The second general category they differ by is how you read and write data. Each generally has its own new-fangled API for accessing it. Some have libraries that let you pretend you're still using SQL, and tend to throw a lot of errors when you do anything interesting, let alone fancy. For example, Amazon's SimpleDB, while indeed simple, cannot handle relating data between 2 tables (which it calls domains). While it has a SQL-like interface that sits on top of its API, most of the SQL you're used to using will throw an error (like JOIN). What a nice cage to build an app inside of.

This failing of SimpleDB and some of the other NoSQL options seems to be from a bit of confusion about what NoSQL means. Although it generally means it's not a Relational Database, that doesn't mean data never has relationships. It simply means that it has no explicitly defined relationships in the database itself - really what people want is to never think about a Foreign Key again in their lives. Put another way, relationships are business logic that belong in code, not the database. Fetching data and how that's performed is the responsibility of the data provider, not the app.
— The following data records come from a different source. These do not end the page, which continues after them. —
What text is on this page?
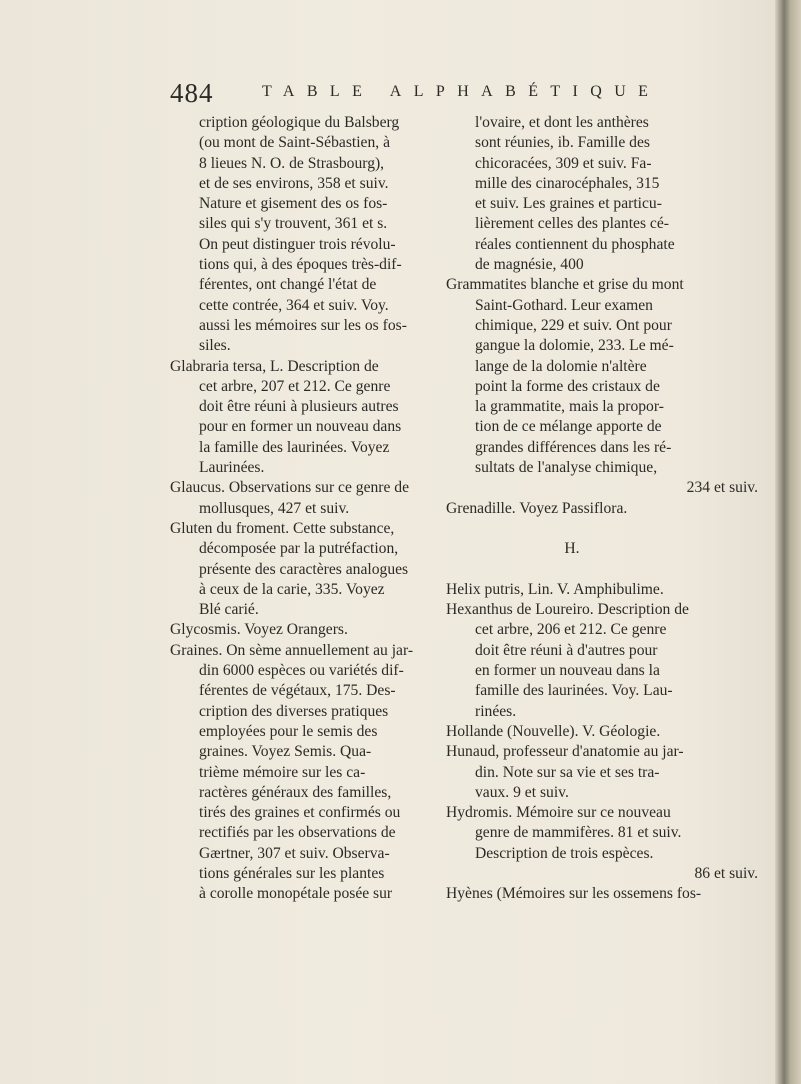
484	TABLE ALPHABÉTIQUE
cription géologique du Balsberg
(ou mont de Saint-Sébastien, à
8 lieues N. O. de Strasbourg),
et de ses environs, 358 et suiv.
Nature et gisement des os fos-
siles qui s'y trouvent, 361 et s.
On peut distinguer trois révolu-
tions qui, à des époques très-dif-
férentes, ont changé l'état de
cette contrée, 364 et suiv. Voy.
aussi les mémoires sur les os fos-
siles.
Glabraria tersa, L. Description de
cet arbre, 207 et 212. Ce genre
doit être réuni à plusieurs autres
pour en former un nouveau dans
la famille des laurinées. Voyez
Laurinées.
Glaucus. Observations sur ce genre de
mollusques, 427 et suiv.
Gluten du froment. Cette substance,
décomposée par la putréfaction,
présente des caractères analogues
à ceux de la carie, 335. Voyez
Blé carié.
Glycosmis. Voyez Orangers.
Graines. On sème annuellement au jar-
din 6000 espèces ou variétés dif-
férentes de végétaux, 175. Des-
cription des diverses pratiques
employées pour le semis des
graines. Voyez Semis. Qua-
trième mémoire sur les ca-
ractères généraux des familles,
tirés des graines et confirmés ou
rectifiés par les observations de
Gærtner, 307 et suiv. Observa-
tions générales sur les plantes
à corolle monopétale posée sur
l'ovaire, et dont les anthères
sont réunies, ib. Famille des
chicoracées, 309 et suiv. Fa-
mille des cinarocéphales, 315
et suiv. Les graines et particu-
lièrement celles des plantes cé-
réales contiennent du phosphate
de magnésie, 400
Grammatites blanche et grise du mont
Saint-Gothard. Leur examen
chimique, 229 et suiv. Ont pour
gangue la dolomie, 233. Le mé-
lange de la dolomie n'altère
point la forme des cristaux de
la grammatite, mais la propor-
tion de ce mélange apporte de
grandes différences dans les ré-
sultats de l'analyse chimique,
234 et suiv.
Grenadille. Voyez Passiflora.
H.
Helix putris, Lin. V. Amphibulime.
Hexanthus de Loureiro. Description de
cet arbre, 206 et 212. Ce genre
doit être réuni à d'autres pour
en former un nouveau dans la
famille des laurinées. Voy. Lau-
rinées.
Hollande (Nouvelle). V. Géologie.
Hunaud, professeur d'anatomie au jar-
din. Note sur sa vie et ses tra-
vaux. 9 et suiv.
Hydromis. Mémoire sur ce nouveau
genre de mammifères. 81 et suiv.
Description de trois espèces.
86 et suiv.
Hyènes (Mémoires sur les ossemens fos-
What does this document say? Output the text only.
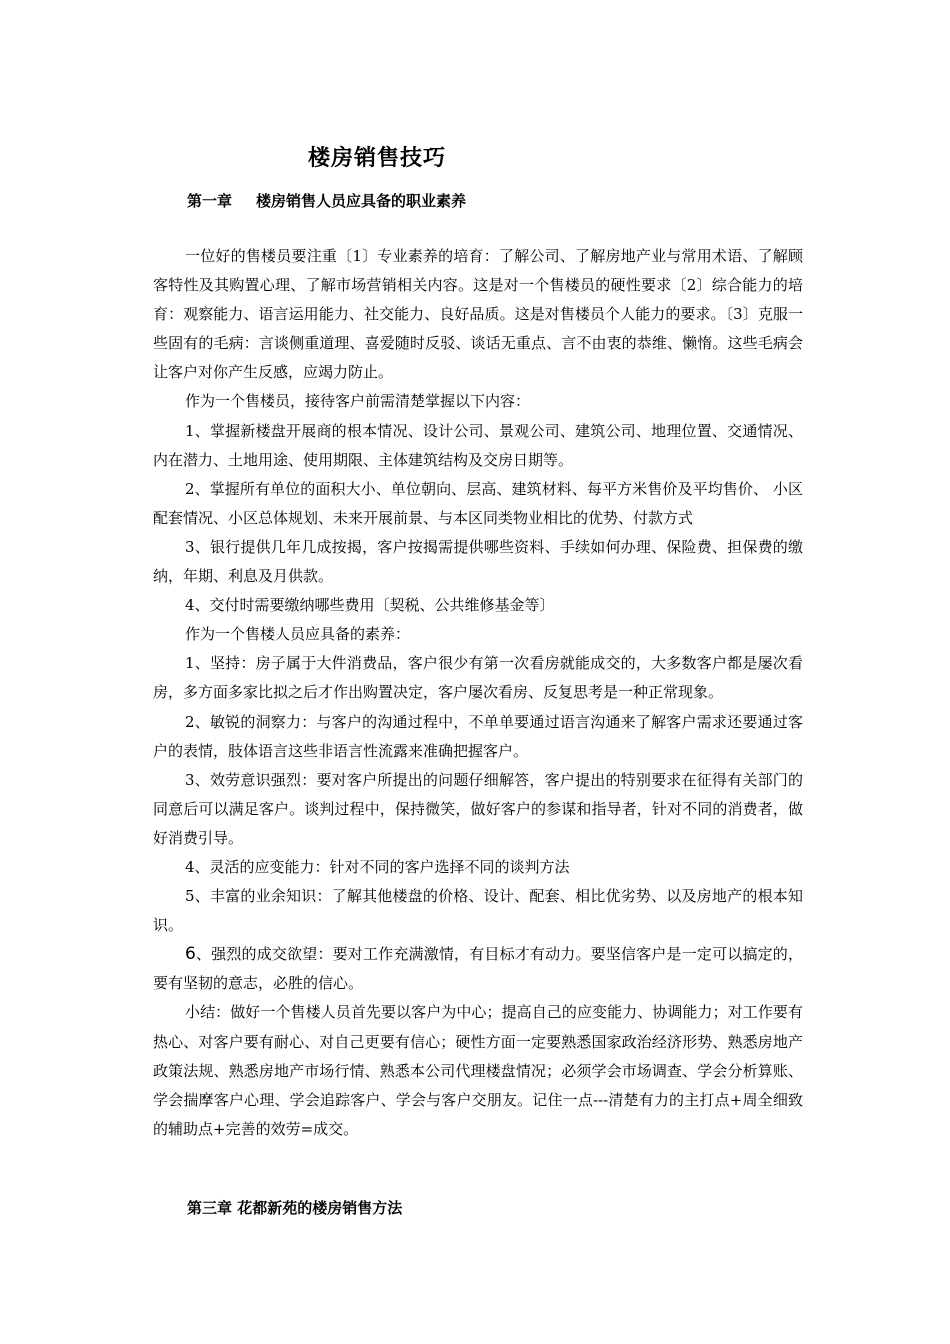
楼房销售技巧
第一章 楼房销售人员应具备的职业素养

一位好的售楼员要注重〔1〕专业素养的培育：了解公司、了解房地产业与常用术语、了解顾客特性及其购置心理、了解市场营销相关内容。这是对一个售楼员的硬性要求〔2〕综合能力的培育：观察能力、语言运用能力、社交能力、良好品质。这是对售楼员个人能力的要求。〔3〕克服一些固有的毛病：言谈侧重道理、喜爱随时反驳、谈话无重点、言不由衷的恭维、懒惰。这些毛病会让客户对你产生反感，应竭力防止。

作为一个售楼员，接待客户前需清楚掌握以下内容：

1、掌握新楼盘开展商的根本情况、设计公司、景观公司、建筑公司、地理位置、交通情况、内在潜力、土地用途、使用期限、主体建筑结构及交房日期等。

2、掌握所有单位的面积大小、单位朝向、层高、建筑材料、每平方米售价及平均售价、 小区配套情况、小区总体规划、未来开展前景、与本区同类物业相比的优势、付款方式

3、银行提供几年几成按揭，客户按揭需提供哪些资料、手续如何办理、保险费、担保费的缴纳，年期、利息及月供款。

4、交付时需要缴纳哪些费用〔契税、公共维修基金等〕

作为一个售楼人员应具备的素养：

1、坚持：房子属于大件消费品，客户很少有第一次看房就能成交的，大多数客户都是屡次看房，多方面多家比拟之后才作出购置决定，客户屡次看房、反复思考是一种正常现象。

2、敏锐的洞察力：与客户的沟通过程中，不单单要通过语言沟通来了解客户需求还要通过客户的表情，肢体语言这些非语言性流露来准确把握客户。

3、效劳意识强烈：要对客户所提出的问题仔细解答，客户提出的特别要求在征得有关部门的同意后可以满足客户。谈判过程中，保持微笑，做好客户的参谋和指导者，针对不同的消费者，做好消费引导。

4、灵活的应变能力：针对不同的客户选择不同的谈判方法

5、丰富的业余知识：了解其他楼盘的价格、设计、配套、相比优劣势、以及房地产的根本知识。

6、强烈的成交欲望：要对工作充满激情，有目标才有动力。要坚信客户是一定可以搞定的，要有坚韧的意志，必胜的信心。

小结：做好一个售楼人员首先要以客户为中心；提高自己的应变能力、协调能力；对工作要有热心、对客户要有耐心、对自己更要有信心；硬性方面一定要熟悉国家政治经济形势、熟悉房地产政策法规、熟悉房地产市场行情、熟悉本公司代理楼盘情况；必须学会市场调查、学会分析算账、学会揣摩客户心理、学会追踪客户、学会与客户交朋友。记住一点---清楚有力的主打点+周全细致的辅助点+完善的效劳=成交。

第三章 花都新苑的楼房销售方法
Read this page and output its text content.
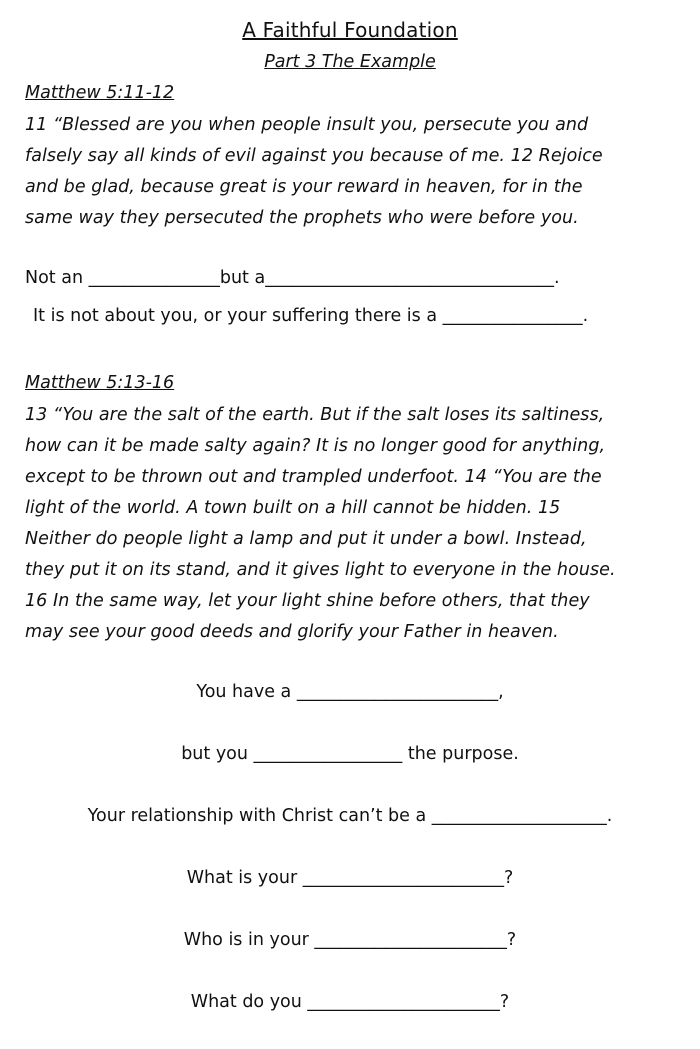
A Faithful Foundation
Part 3 The Example
Matthew 5:11-12

11 “Blessed are you when people insult you, persecute you and

falsely say all kinds of evil against you because of me. 12 Rejoice

and be glad, because great is your reward in heaven, for in the

same way they persecuted the prophets who were before you.

Not an _______________but a_________________________________.
It is not about you, or your suffering there is a ________________.
Matthew 5:13-16

13 “You are the salt of the earth. But if the salt loses its saltiness,

how can it be made salty again? It is no longer good for anything,

except to be thrown out and trampled underfoot. 14 “You are the

light of the world. A town built on a hill cannot be hidden. 15

Neither do people light a lamp and put it under a bowl. Instead,

they put it on its stand, and it gives light to everyone in the house.

16 In the same way, let your light shine before others, that they

may see your good deeds and glorify your Father in heaven.

You have a _______________________,
but you _________________ the purpose.
Your relationship with Christ can’t be a ____________________.
What is your _______________________?
Who is in your ______________________?
What do you ______________________?
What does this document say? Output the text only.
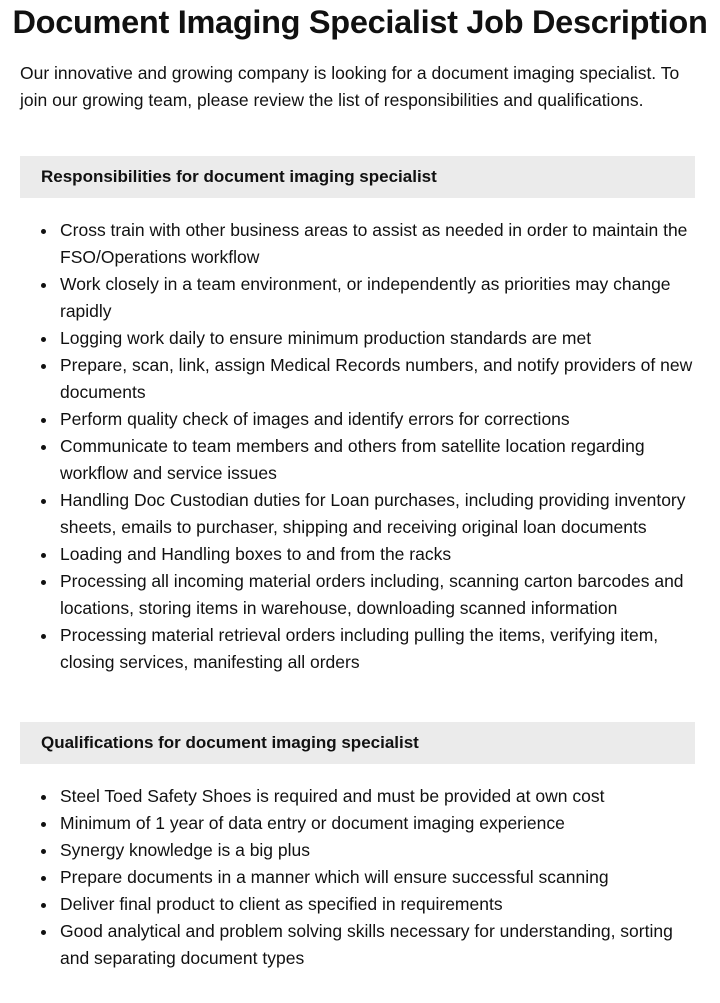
Document Imaging Specialist Job Description

Our innovative and growing company is looking for a document imaging specialist. To join our growing team, please review the list of responsibilities and qualifications.

Responsibilities for document imaging specialist
Cross train with other business areas to assist as needed in order to maintain the FSO/Operations workflow
Work closely in a team environment, or independently as priorities may change rapidly
Logging work daily to ensure minimum production standards are met
Prepare, scan, link, assign Medical Records numbers, and notify providers of new documents
Perform quality check of images and identify errors for corrections
Communicate to team members and others from satellite location regarding workflow and service issues
Handling Doc Custodian duties for Loan purchases, including providing inventory sheets, emails to purchaser, shipping and receiving original loan documents
Loading and Handling boxes to and from the racks
Processing all incoming material orders including, scanning carton barcodes and locations, storing items in warehouse, downloading scanned information
Processing material retrieval orders including pulling the items, verifying item, closing services, manifesting all orders
Qualifications for document imaging specialist
Steel Toed Safety Shoes is required and must be provided at own cost
Minimum of 1 year of data entry or document imaging experience
Synergy knowledge is a big plus
Prepare documents in a manner which will ensure successful scanning
Deliver final product to client as specified in requirements
Good analytical and problem solving skills necessary for understanding, sorting and separating document types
It seems there needs to be a general standard for NoSQL databases that's defined by what it is rather than what it is not, and here's what I see developers really looking for:

  • Named tables
  • Allows you to submit arbitrary data into tables ("schemaless")
  • Does not enforce data relationships (not a relational DB), but...
  • Allows you to join tables in queries
  • Allows sorting and filtering
  • Scalable
That's what people are really looking for in a NoSQL database. It eliminates the upfront cost of schemas, and eliminates a lot of the performance cost of storing all those rows in a scalable way. The one big burden hanging out there is handling joins - but it's still something that can be accomplished with scalability in mind, and it can be done at the data layer so a master in the data provider can service requests for any data of any shape.

I put scalable last because the truth is that a lot of apps being built with NoSQL solutions are just hopeful. They have no need for something more scalable than a typical MySQL or even SQL Server Express instance can provide. But they do want to be done with schema management, and they want to design their app so it can handle the big time if it gets there.

There are some further features I'd like to see ideally, but don't have to be there to fulfill the basics of what these modern DBs ought to be:
  • Ideally: Allows querying with SQL
  • Ideally: Handles indexing of multiple columns, preferably in response to queries
  • Ideally: Lets you specify the strategy for a specific table's storage ("the engine" by today's terms)
  • Ideally: Handles sharding etc strategies for you so you can store all data in a single named table, even if it's broken down into many smaller tablets under the hood
I don't have a great name for where these solutions all seem to be headed. Schemaless Joinable Tables?